I’m going to use this piece to briefly give five tips on how to navigate the fundraising process, taking a tour of what is needed for Angels and VCs alike.
At Acceleris, we have been advising early-stage enterprises on fundraising for 20 years and have a global network of angel and institutional investors. Our FCA regulated status allows us to structure deals that are appropriate for company growth and ensures that our investors have access to quality deals. Across these 20 years, we have learnt the following tips to ensure a successful fundraise.
I have kept this very concise, if you have any questions, please do get in touch;
Unfortunately, most companies that I come across have been forced into fundraising. Cash is tight and the runway is getting ever closer. Fundraising needs to be respected alongside your other business goals when running an early stage company with ambitions of growth.
You need to be focused, motivated and detailed with your preparation for a fundraise, so that all areas are covered for the multi-faceted questions from interested investors.
A successful fundraise is a result of business success, ensure you achieve your stated milestones and are progressing consistently month on month.
If you have existing investors on your cap table, keep them informed regularly. This will make the start of the fundraise journey far easier and having firm commitments from your existing investors goes a long way to putting a new investors’ mind at ease.
The key items required before kicking off is your investment pitch, your business plan and backup data and your investor target list. Make sure your pitch resonates, is easy to understand and presents an exciting vision. Ensure your back up data supports your pitch but also includes company and corporate information, evidence of your sales pipeline and has up to date financial performance. Your investor target list will take longer than you think, ensure you target relevant investors for your sector, stage and ambition.
Network, network and network!
Most founders are not lucky enough to have access to a wide group of high net worth investors or friends who can provide a long-list of warm introductions to VCs.
However, don’t be dismayed, the startup ecosystem is friendly and provides a wide range of opportunities to get in front of investors or advisors who may just know someone relevant. TheEnterprise Investment Scheme Association, the UK Business Angels Association and Regional networking societies (Pro-Manchester for example) are a great resource.
Make the effort to get out of your comfort zone, speak to as many people as you can because the more who know about your business the better.
High Quality Follow-Up
You’re prepped, you’ve networked, and you’ve sent your materials to a list of investors. Now the fun bit.
First of all, you need to set expectations - you will not get responses straight away, you probably won’t get responses from the majority of the list.
Don’t get disheartened, just make sure you follow-up with useful messages. Don’t just follow-up referring to a previous email, send a quick progress update on your business or the fundraise.Demonstrating progress and momentum is better than sending the same pitch deck over and over.
When asked for more information, respond as efficiently as you can with detailed, accurate information.
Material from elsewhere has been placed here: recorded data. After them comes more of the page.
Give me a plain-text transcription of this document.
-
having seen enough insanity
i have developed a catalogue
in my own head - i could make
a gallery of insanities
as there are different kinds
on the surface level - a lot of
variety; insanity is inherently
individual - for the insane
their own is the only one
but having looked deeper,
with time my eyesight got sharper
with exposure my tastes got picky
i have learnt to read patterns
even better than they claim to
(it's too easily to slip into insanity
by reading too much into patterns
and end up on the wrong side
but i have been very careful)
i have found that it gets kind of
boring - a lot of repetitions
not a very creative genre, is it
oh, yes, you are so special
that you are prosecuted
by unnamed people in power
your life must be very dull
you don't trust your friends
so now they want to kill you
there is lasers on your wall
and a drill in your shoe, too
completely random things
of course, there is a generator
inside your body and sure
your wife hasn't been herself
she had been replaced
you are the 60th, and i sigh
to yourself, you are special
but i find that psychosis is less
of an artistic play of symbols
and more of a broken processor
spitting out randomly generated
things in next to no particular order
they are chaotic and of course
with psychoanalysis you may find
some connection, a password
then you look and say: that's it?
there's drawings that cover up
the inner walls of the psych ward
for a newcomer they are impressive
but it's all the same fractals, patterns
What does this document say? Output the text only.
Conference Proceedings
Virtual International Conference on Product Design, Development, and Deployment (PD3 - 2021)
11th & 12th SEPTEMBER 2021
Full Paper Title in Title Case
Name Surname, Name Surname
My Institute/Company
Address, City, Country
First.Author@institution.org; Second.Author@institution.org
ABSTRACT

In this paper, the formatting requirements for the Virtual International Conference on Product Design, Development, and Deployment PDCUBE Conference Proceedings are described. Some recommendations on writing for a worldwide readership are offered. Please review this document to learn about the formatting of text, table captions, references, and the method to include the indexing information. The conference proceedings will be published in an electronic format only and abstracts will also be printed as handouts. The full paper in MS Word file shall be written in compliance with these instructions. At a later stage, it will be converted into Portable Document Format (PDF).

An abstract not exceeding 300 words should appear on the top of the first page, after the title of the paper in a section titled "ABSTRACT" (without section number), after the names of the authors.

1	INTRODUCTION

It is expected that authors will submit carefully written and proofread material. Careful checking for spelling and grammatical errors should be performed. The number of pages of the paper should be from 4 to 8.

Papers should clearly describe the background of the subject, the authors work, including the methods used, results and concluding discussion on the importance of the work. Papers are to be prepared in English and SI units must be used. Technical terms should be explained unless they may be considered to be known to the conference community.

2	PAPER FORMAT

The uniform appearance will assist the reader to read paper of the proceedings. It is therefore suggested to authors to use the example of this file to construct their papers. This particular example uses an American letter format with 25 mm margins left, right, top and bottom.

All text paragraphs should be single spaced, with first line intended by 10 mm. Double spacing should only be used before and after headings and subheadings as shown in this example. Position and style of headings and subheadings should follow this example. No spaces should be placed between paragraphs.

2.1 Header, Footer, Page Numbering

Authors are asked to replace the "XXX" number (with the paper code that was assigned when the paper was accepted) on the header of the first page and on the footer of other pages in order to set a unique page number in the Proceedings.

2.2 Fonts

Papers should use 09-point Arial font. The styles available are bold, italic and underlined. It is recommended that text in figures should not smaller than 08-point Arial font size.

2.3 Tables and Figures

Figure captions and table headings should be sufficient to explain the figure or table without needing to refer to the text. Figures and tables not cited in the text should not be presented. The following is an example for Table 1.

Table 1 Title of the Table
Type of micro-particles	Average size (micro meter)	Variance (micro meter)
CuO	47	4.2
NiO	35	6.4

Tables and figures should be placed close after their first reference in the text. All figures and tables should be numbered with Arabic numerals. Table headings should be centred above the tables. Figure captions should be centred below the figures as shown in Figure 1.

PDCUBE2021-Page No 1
This goes back to the supporting data I mention in the prepare phase and if you have prepared ahead of time, this part becomes far easier.
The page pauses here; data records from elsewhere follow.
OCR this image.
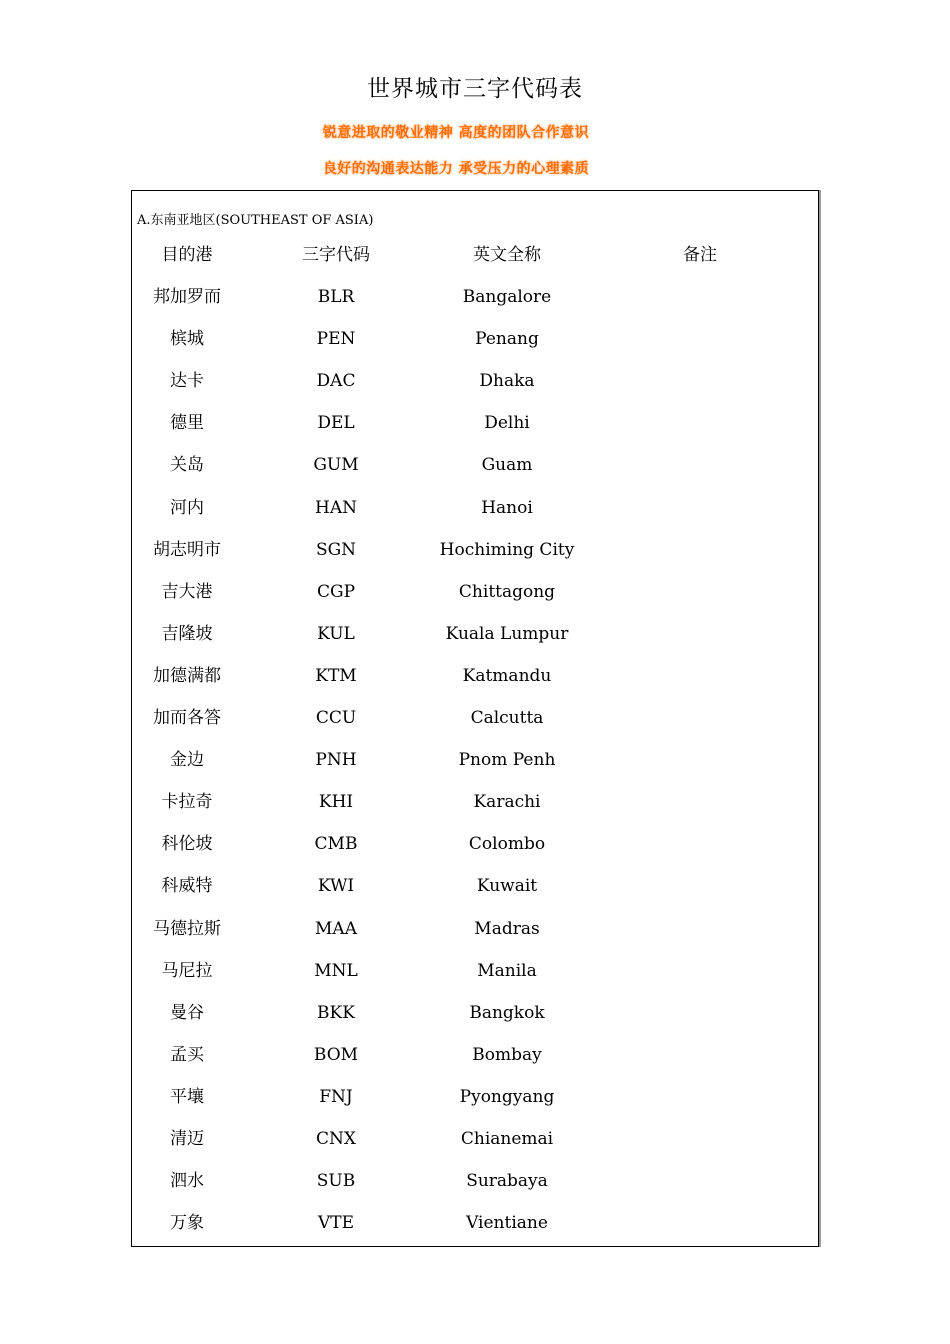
世界城市三字代码表
锐意进取的敬业精神 高度的团队合作意识
良好的沟通表达能力 承受压力的心理素质
A.东南亚地区(SOUTHEAST OF ASIA)
目的港	三字代码	英文全称	备注
邦加罗而	BLR	Bangalore
槟城	PEN	Penang
达卡	DAC	Dhaka
德里	DEL	Delhi
关岛	GUM	Guam
河内	HAN	Hanoi
胡志明市	SGN	Hochiming City
吉大港	CGP	Chittagong
吉隆坡	KUL	Kuala Lumpur
加德满都	KTM	Katmandu
加而各答	CCU	Calcutta
金边	PNH	Pnom Penh
卡拉奇	KHI	Karachi
科伦坡	CMB	Colombo
科威特	KWI	Kuwait
马德拉斯	MAA	Madras
马尼拉	MNL	Manila
曼谷	BKK	Bangkok
孟买	BOM	Bombay
平壤	FNJ	Pyongyang
清迈	CNX	Chianemai
泗水	SUB	Surabaya
万象	VTE	Vientiane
The process is only done when the money is in the bank. Work promptly and efficiently to get through the due diligence and legal process, utilise your advisors carefully and keep on top of them to ensure the process moves efficiently. Ensure you are up to speed on all of the documentation, ensure you know what everything means on a term sheet and make sure you protect your early investors who took early risk.
When you’ve completed make sure you have a proper celebration and have a few days off. That is very important as the hard work starts now!